Institutional investors, such as the Anglican Church Pension Fund, have sought to push for greater transparency on tailings dams in the mining sector, launching a safety initiative after the Brumadinho disaster. Together with the Swedish National Pension Fund Ethics Council, they brought together investors who oversee a total of $25 trillion (£18.5 trillion), urging the companies they invest in to adopt the highest standards in residue management.
Illegal and artisanal mines, which have few protocols for dealing with mining waste and even fewer incentives, also contribute to the problem.
Emma Gagen, research director at the International Council on Mining and Metals (ICMM), an industry body that aims to improve sustainability in the sector, says Brumadinho was a turning point for mining companies in their approach to tailings dams.
“Any loss of life at a tailings management facility is unacceptable. We have seen many improvements in the standards for conventionally managed tailings,” she says, detailing a 73-point standard the mining industry has developed for best practices in waste management.
“Even though it may seem disastrous,” she said. “I think we’ve made really significant progress since the standard was put in place.”

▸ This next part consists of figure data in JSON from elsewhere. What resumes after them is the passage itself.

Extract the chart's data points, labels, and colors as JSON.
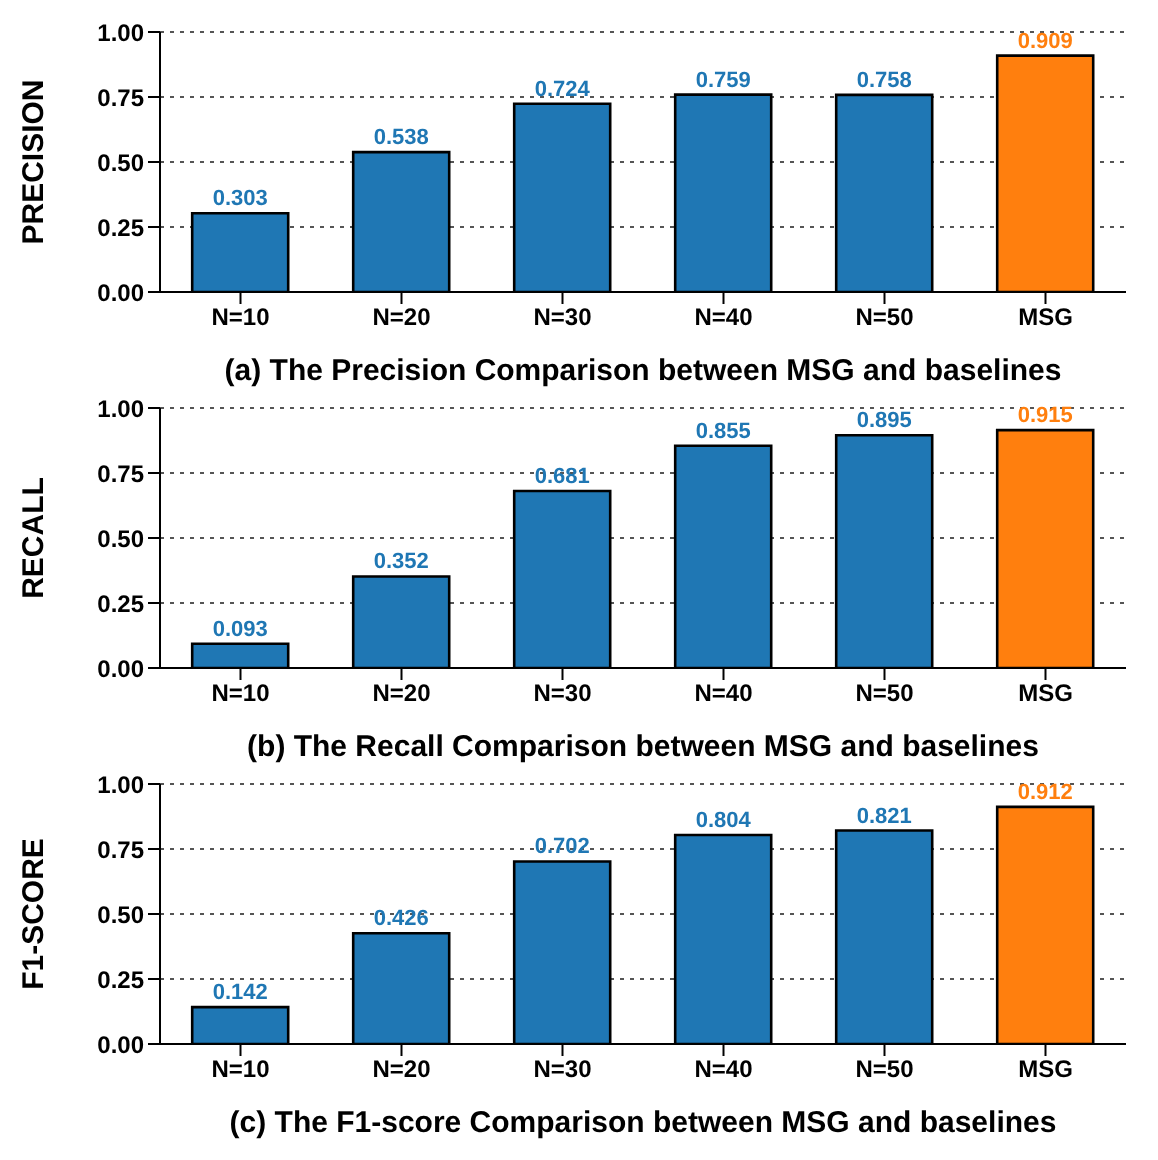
{
  "chart_data": [
    {
      "type": "bar",
      "xlabel": "(a) The Precision Comparison between MSG and baselines",
      "ylabel": "PRECISION",
      "categories": [
        "N=10",
        "N=20",
        "N=30",
        "N=40",
        "N=50",
        "MSG"
      ],
      "values": [
        0.303,
        0.538,
        0.724,
        0.759,
        0.758,
        0.909
      ],
      "colors": [
        "#1f77b4",
        "#1f77b4",
        "#1f77b4",
        "#1f77b4",
        "#1f77b4",
        "#ff7f0e"
      ],
      "ylim": [
        0,
        1
      ],
      "yticks": [
        {
          "value": 0,
          "label": "0.00"
        },
        {
          "value": 0.25,
          "label": "0.25"
        },
        {
          "value": 0.5,
          "label": "0.50"
        },
        {
          "value": 0.75,
          "label": "0.75"
        },
        {
          "value": 1,
          "label": "1.00"
        }
      ],
      "grid": "y",
      "data_labels": true
    },
    {
      "type": "bar",
      "xlabel": "(b) The Recall Comparison between MSG and baselines",
      "ylabel": "RECALL",
      "categories": [
        "N=10",
        "N=20",
        "N=30",
        "N=40",
        "N=50",
        "MSG"
      ],
      "values": [
        0.093,
        0.352,
        0.681,
        0.855,
        0.895,
        0.915
      ],
      "colors": [
        "#1f77b4",
        "#1f77b4",
        "#1f77b4",
        "#1f77b4",
        "#1f77b4",
        "#ff7f0e"
      ],
      "ylim": [
        0,
        1
      ],
      "yticks": [
        {
          "value": 0,
          "label": "0.00"
        },
        {
          "value": 0.25,
          "label": "0.25"
        },
        {
          "value": 0.5,
          "label": "0.50"
        },
        {
          "value": 0.75,
          "label": "0.75"
        },
        {
          "value": 1,
          "label": "1.00"
        }
      ],
      "grid": "y",
      "data_labels": true
    },
    {
      "type": "bar",
      "xlabel": "(c) The F1-score Comparison between MSG and baselines",
      "ylabel": "F1-SCORE",
      "categories": [
        "N=10",
        "N=20",
        "N=30",
        "N=40",
        "N=50",
        "MSG"
      ],
      "values": [
        0.142,
        0.426,
        0.702,
        0.804,
        0.821,
        0.912
      ],
      "colors": [
        "#1f77b4",
        "#1f77b4",
        "#1f77b4",
        "#1f77b4",
        "#1f77b4",
        "#ff7f0e"
      ],
      "ylim": [
        0,
        1
      ],
      "yticks": [
        {
          "value": 0,
          "label": "0.00"
        },
        {
          "value": 0.25,
          "label": "0.25"
        },
        {
          "value": 0.5,
          "label": "0.50"
        },
        {
          "value": 0.75,
          "label": "0.75"
        },
        {
          "value": 1,
          "label": "1.00"
        }
      ],
      "grid": "y",
      "data_labels": true
    }
  ]
}
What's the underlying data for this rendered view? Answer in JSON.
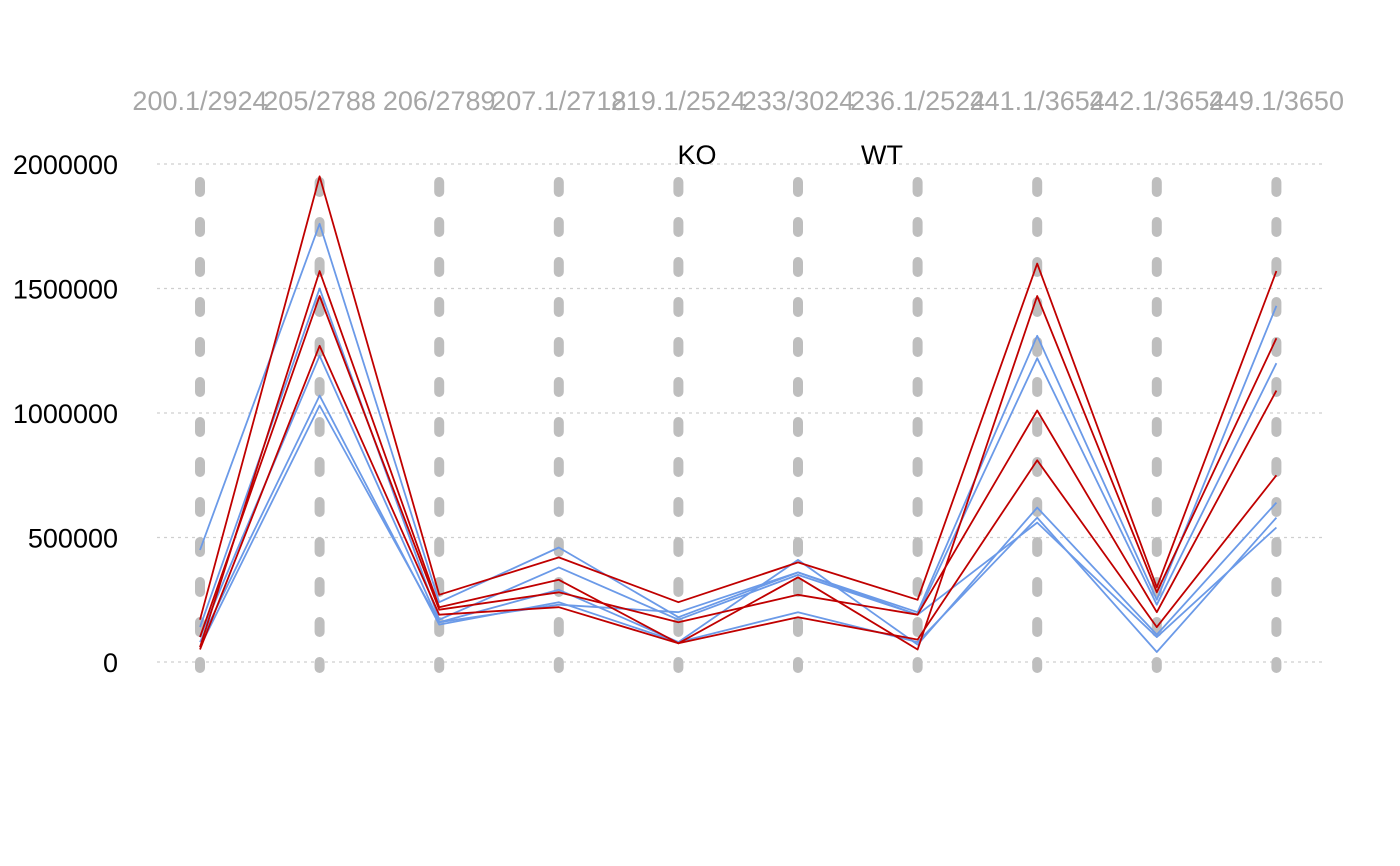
{
  "chart_data": {
    "type": "line",
    "subtype": "parallel-coordinates",
    "title": "",
    "xlabel": "",
    "ylabel": "",
    "ylim": [
      0,
      2000000
    ],
    "yticks": [
      0,
      500000,
      1000000,
      1500000,
      2000000
    ],
    "ytick_labels": [
      "0",
      "500000",
      "1000000",
      "1500000",
      "2000000"
    ],
    "grid": "horizontal-dotted",
    "legend": {
      "placement": "top-center",
      "entries": [
        {
          "label": "KO",
          "color": "#c00000"
        },
        {
          "label": "WT",
          "color": "#6b9ae8"
        }
      ]
    },
    "categories": [
      "200.1/2924",
      "205/2788",
      "206/2789",
      "207.1/2718",
      "219.1/2524",
      "233/3024",
      "236.1/2524",
      "241.1/3654",
      "242.1/3654",
      "249.1/3650"
    ],
    "series": [
      {
        "group": "KO",
        "color": "#c00000",
        "values": [
          170000,
          1950000,
          270000,
          420000,
          240000,
          400000,
          250000,
          1600000,
          300000,
          1570000
        ]
      },
      {
        "group": "KO",
        "color": "#c00000",
        "values": [
          60000,
          1570000,
          220000,
          330000,
          75000,
          340000,
          50000,
          1470000,
          280000,
          1300000
        ]
      },
      {
        "group": "KO",
        "color": "#c00000",
        "values": [
          100000,
          1470000,
          210000,
          280000,
          160000,
          270000,
          190000,
          1010000,
          200000,
          1090000
        ]
      },
      {
        "group": "KO",
        "color": "#c00000",
        "values": [
          50000,
          1270000,
          190000,
          220000,
          75000,
          180000,
          90000,
          810000,
          140000,
          750000
        ]
      },
      {
        "group": "WT",
        "color": "#6b9ae8",
        "values": [
          450000,
          1760000,
          240000,
          460000,
          180000,
          360000,
          200000,
          1310000,
          250000,
          1430000
        ]
      },
      {
        "group": "WT",
        "color": "#6b9ae8",
        "values": [
          140000,
          1500000,
          170000,
          380000,
          170000,
          350000,
          190000,
          1220000,
          230000,
          1200000
        ]
      },
      {
        "group": "WT",
        "color": "#6b9ae8",
        "values": [
          100000,
          1230000,
          160000,
          290000,
          80000,
          410000,
          70000,
          620000,
          110000,
          640000
        ]
      },
      {
        "group": "WT",
        "color": "#6b9ae8",
        "values": [
          80000,
          1070000,
          150000,
          240000,
          80000,
          200000,
          80000,
          580000,
          40000,
          580000
        ]
      },
      {
        "group": "WT",
        "color": "#6b9ae8",
        "values": [
          60000,
          1030000,
          160000,
          230000,
          200000,
          360000,
          190000,
          560000,
          100000,
          540000
        ]
      }
    ]
  }
}
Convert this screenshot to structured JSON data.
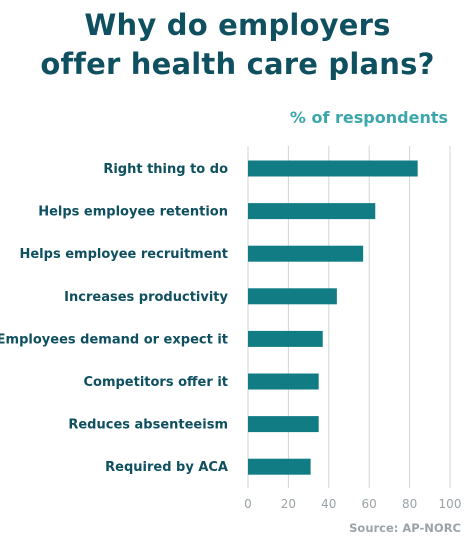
{
  "chart_data": {
    "type": "bar",
    "orientation": "horizontal",
    "title_lines": [
      "Why do employers",
      "offer health care plans?"
    ],
    "subtitle": "% of respondents",
    "categories": [
      "Right thing to do",
      "Helps employee retention",
      "Helps employee recruitment",
      "Increases productivity",
      "Employees demand or expect it",
      "Competitors offer it",
      "Reduces absenteeism",
      "Required by ACA"
    ],
    "values": [
      84,
      63,
      57,
      44,
      37,
      35,
      35,
      31
    ],
    "xlim": [
      0,
      100
    ],
    "xticks": [
      0,
      20,
      40,
      60,
      80,
      100
    ],
    "grid": true,
    "bar_color": "#127c85"
  },
  "source": "Source: AP-NORC"
}
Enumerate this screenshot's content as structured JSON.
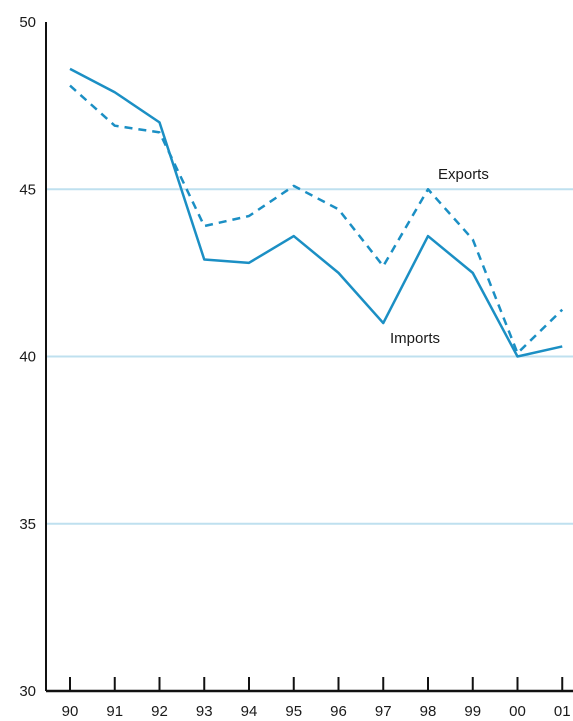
{
  "chart_data": {
    "type": "line",
    "title": "",
    "xlabel": "",
    "ylabel": "",
    "categories": [
      "90",
      "91",
      "92",
      "93",
      "94",
      "95",
      "96",
      "97",
      "98",
      "99",
      "00",
      "01"
    ],
    "ylim": [
      30,
      50
    ],
    "yticks": [
      "30",
      "35",
      "40",
      "45",
      "50"
    ],
    "grid": true,
    "series": [
      {
        "name": "Imports",
        "style": "solid",
        "color": "#1b8fc4",
        "values": [
          48.6,
          47.9,
          47.0,
          42.9,
          42.8,
          43.6,
          42.5,
          41.0,
          43.6,
          42.5,
          40.0,
          40.3
        ]
      },
      {
        "name": "Exports",
        "style": "dashed",
        "color": "#1b8fc4",
        "values": [
          48.1,
          46.9,
          46.7,
          43.9,
          44.2,
          45.1,
          44.4,
          42.7,
          45.0,
          43.5,
          40.1,
          41.4
        ]
      }
    ],
    "gridline_color": "#bfe0ef"
  }
}
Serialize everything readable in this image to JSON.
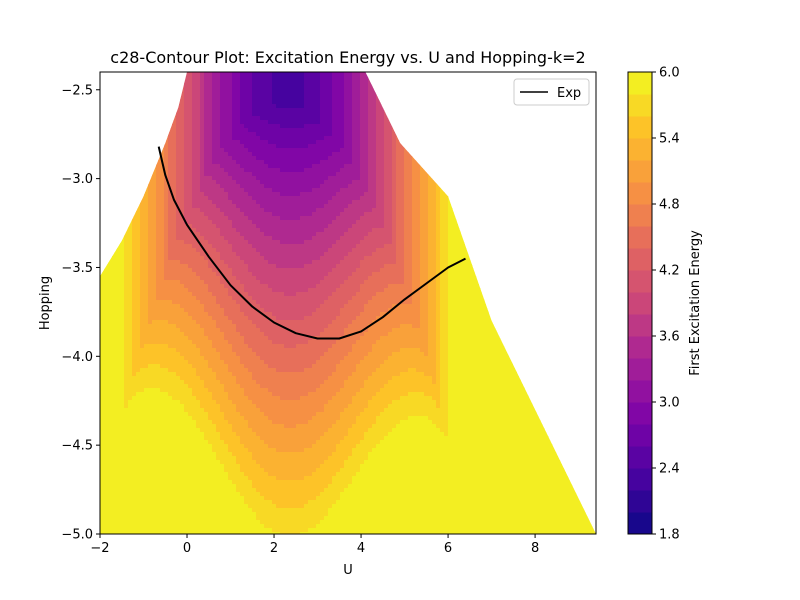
{
  "chart_data": {
    "type": "contour",
    "title": "c28-Contour Plot: Excitation Energy vs. U and Hopping-k=2",
    "xlabel": "U",
    "ylabel": "Hopping",
    "xlim": [
      -2,
      9.4
    ],
    "ylim": [
      -5.0,
      -2.4
    ],
    "x_ticks": [
      -2,
      0,
      2,
      4,
      6,
      8
    ],
    "y_ticks": [
      -5.0,
      -4.5,
      -4.0,
      -3.5,
      -3.0,
      -2.5
    ],
    "x_tick_labels": [
      "−2",
      "0",
      "2",
      "4",
      "6",
      "8"
    ],
    "y_tick_labels": [
      "−5.0",
      "−4.5",
      "−4.0",
      "−3.5",
      "−3.0",
      "−2.5"
    ],
    "colorbar": {
      "label": "First Excitation Energy",
      "range": [
        1.8,
        6.0
      ],
      "ticks": [
        1.8,
        2.4,
        3.0,
        3.6,
        4.2,
        4.8,
        5.4,
        6.0
      ],
      "tick_labels": [
        "1.8",
        "2.4",
        "3.0",
        "3.6",
        "4.2",
        "4.8",
        "5.4",
        "6.0"
      ],
      "levels": 21,
      "colormap": "plasma"
    },
    "domain_boundary": {
      "left": [
        [
          -2.0,
          -3.55
        ],
        [
          -1.5,
          -3.35
        ],
        [
          -1.0,
          -3.1
        ],
        [
          -0.5,
          -2.8
        ],
        [
          -0.2,
          -2.6
        ],
        [
          0.0,
          -2.4
        ]
      ],
      "right": [
        [
          4.1,
          -2.4
        ],
        [
          4.9,
          -2.8
        ],
        [
          6.0,
          -3.1
        ],
        [
          7.0,
          -3.8
        ],
        [
          8.0,
          -4.3
        ],
        [
          9.4,
          -5.0
        ]
      ]
    },
    "field_model": "E(U,t) = 2.35 + 1.55*(t_c(U) - t)^0.9 + 0.42*(U - 2.3)^2/(1 + 0.05*(U-2.3)^2); t_c(U) = -2.58 - 0.13*(U-2.2)^2 (shape approximated)",
    "series": [
      {
        "name": "Exp",
        "color": "#000000",
        "x": [
          -0.65,
          -0.5,
          -0.3,
          0.0,
          0.5,
          1.0,
          1.5,
          2.0,
          2.5,
          3.0,
          3.5,
          4.0,
          4.5,
          5.0,
          5.5,
          6.0,
          6.4
        ],
        "y": [
          -2.82,
          -2.98,
          -3.12,
          -3.26,
          -3.44,
          -3.6,
          -3.72,
          -3.81,
          -3.87,
          -3.9,
          -3.9,
          -3.86,
          -3.78,
          -3.68,
          -3.59,
          -3.5,
          -3.45
        ]
      }
    ],
    "legend": {
      "position": "top-right",
      "entries": [
        "Exp"
      ]
    }
  }
}
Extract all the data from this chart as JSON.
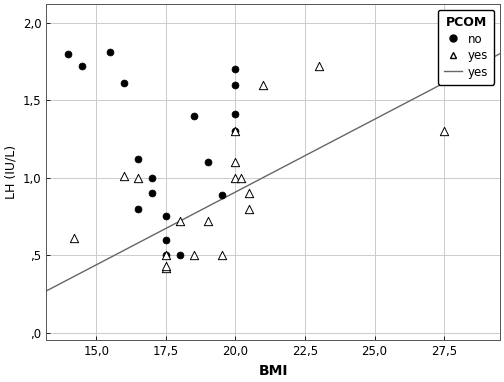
{
  "no_bmi": [
    14.0,
    14.5,
    15.5,
    16.0,
    16.5,
    16.5,
    17.0,
    17.0,
    17.5,
    17.5,
    17.5,
    18.0,
    18.5,
    19.0,
    19.5,
    20.0,
    20.0,
    20.0,
    20.0
  ],
  "no_lh": [
    1.8,
    1.72,
    1.81,
    1.61,
    1.12,
    0.8,
    1.0,
    0.9,
    0.75,
    0.6,
    0.5,
    0.5,
    1.4,
    1.1,
    0.89,
    1.41,
    1.3,
    1.6,
    1.7
  ],
  "yes_bmi": [
    14.2,
    16.0,
    16.5,
    17.5,
    17.5,
    17.5,
    18.0,
    18.5,
    19.0,
    19.5,
    20.0,
    20.0,
    20.0,
    20.2,
    20.5,
    20.5,
    21.0,
    23.0,
    27.5
  ],
  "yes_lh": [
    0.61,
    1.01,
    1.0,
    0.42,
    0.43,
    0.5,
    0.72,
    0.5,
    0.72,
    0.5,
    1.0,
    1.3,
    1.1,
    1.0,
    0.9,
    0.8,
    1.6,
    1.72,
    1.3
  ],
  "line_x": [
    13.0,
    29.5
  ],
  "line_y": [
    0.25,
    1.8
  ],
  "xlabel": "BMI",
  "ylabel": "LH (IU/L)",
  "xlim": [
    13.2,
    29.5
  ],
  "ylim": [
    -0.05,
    2.12
  ],
  "xticks": [
    15.0,
    17.5,
    20.0,
    22.5,
    25.0,
    27.5
  ],
  "yticks": [
    0.0,
    0.5,
    1.0,
    1.5,
    2.0
  ],
  "xtick_labels": [
    "15,0",
    "17,5",
    "20,0",
    "22,5",
    "25,0",
    "27,5"
  ],
  "ytick_labels": [
    ",0",
    ",5",
    "1,0",
    "1,5",
    "2,0"
  ],
  "legend_title": "PCOM",
  "line_color": "#666666",
  "grid_color": "#cccccc",
  "bg_color": "white",
  "markersize_no": 5,
  "markersize_yes": 6
}
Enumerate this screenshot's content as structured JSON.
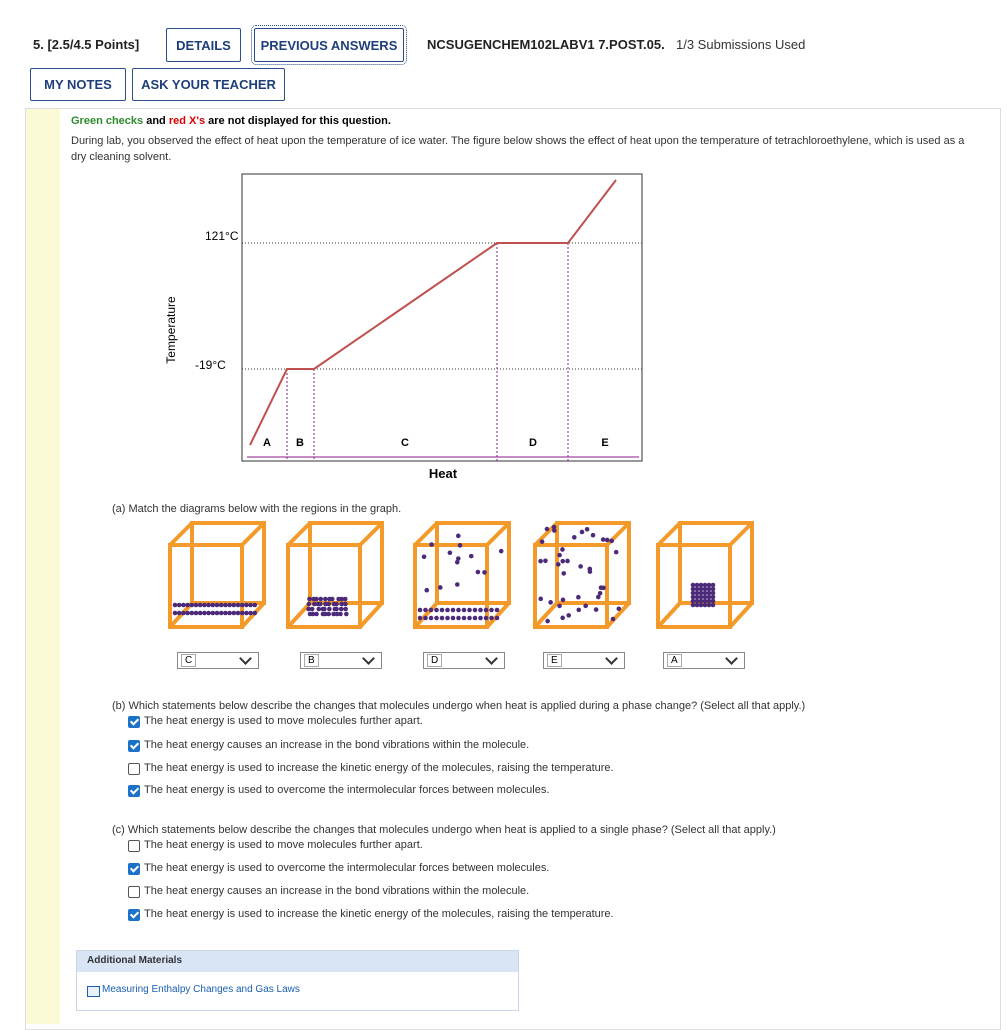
{
  "header": {
    "points": "5. [2.5/4.5 Points]",
    "buttons": [
      "DETAILS",
      "PREVIOUS ANSWERS",
      "MY NOTES",
      "ASK YOUR TEACHER"
    ],
    "question_id": "NCSUGENCHEM102LABV1 7.POST.05.",
    "submissions": "1/3 Submissions Used"
  },
  "notice": {
    "green": "Green checks",
    "and": "and",
    "red": "red X's",
    "rest": "are not displayed for this question."
  },
  "intro": "During lab, you observed the effect of heat upon the temperature of ice water. The figure below shows the effect of heat upon the temperature of tetrachloroethylene, which is used as a dry cleaning solvent.",
  "figure": {
    "y_label": "Temperature",
    "x_label": "Heat",
    "temps": [
      "121°C",
      "-19°C"
    ],
    "regions": [
      "A",
      "B",
      "C",
      "D",
      "E"
    ]
  },
  "part_a": {
    "prompt": "(a) Match the diagrams below with the regions in the graph.",
    "answers": [
      "C",
      "B",
      "D",
      "E",
      "A"
    ]
  },
  "part_b": {
    "prompt": "(b) Which statements below describe the changes that molecules undergo when heat is applied during a phase change? (Select all that apply.)",
    "options": [
      {
        "text": "The heat energy is used to move molecules further apart.",
        "checked": true
      },
      {
        "text": "The heat energy causes an increase in the bond vibrations within the molecule.",
        "checked": true
      },
      {
        "text": "The heat energy is used to increase the kinetic energy of the molecules, raising the temperature.",
        "checked": false
      },
      {
        "text": "The heat energy is used to overcome the intermolecular forces between molecules.",
        "checked": true
      }
    ]
  },
  "part_c": {
    "prompt": "(c) Which statements below describe the changes that molecules undergo when heat is applied to a single phase? (Select all that apply.)",
    "options": [
      {
        "text": "The heat energy is used to move molecules further apart.",
        "checked": false
      },
      {
        "text": "The heat energy is used to overcome the intermolecular forces between molecules.",
        "checked": true
      },
      {
        "text": "The heat energy causes an increase in the bond vibrations within the molecule.",
        "checked": false
      },
      {
        "text": "The heat energy is used to increase the kinetic energy of the molecules, raising the temperature.",
        "checked": true
      }
    ]
  },
  "additional": {
    "title": "Additional Materials",
    "link": "Measuring Enthalpy Changes and Gas Laws"
  }
}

Despite the industry’s efforts, Gagen acknowledged that most mining companies were not ICMM members and that a minority of the tailings dams they oversee were likely to meet the council’s standards. The benchmarks are designed to adapt to the challenges of more extreme weather conditions due to climate change, which are expected to place additional pressure on tailings management facilities.
An investigation by Zambian authorities into the Kafue disaster last year found no evidence that the tailings dam was managed by qualified engineers, with cracks and uncompacted walls discovered in the structures. Experts warn that without radical action, similar disasters could occur.
Baker says, “There’s no reason why we see tailings dams in so many wilderness areas and protected areas. The industry goes wherever it wants to go, wherever it finds deposits. They don’t really care.”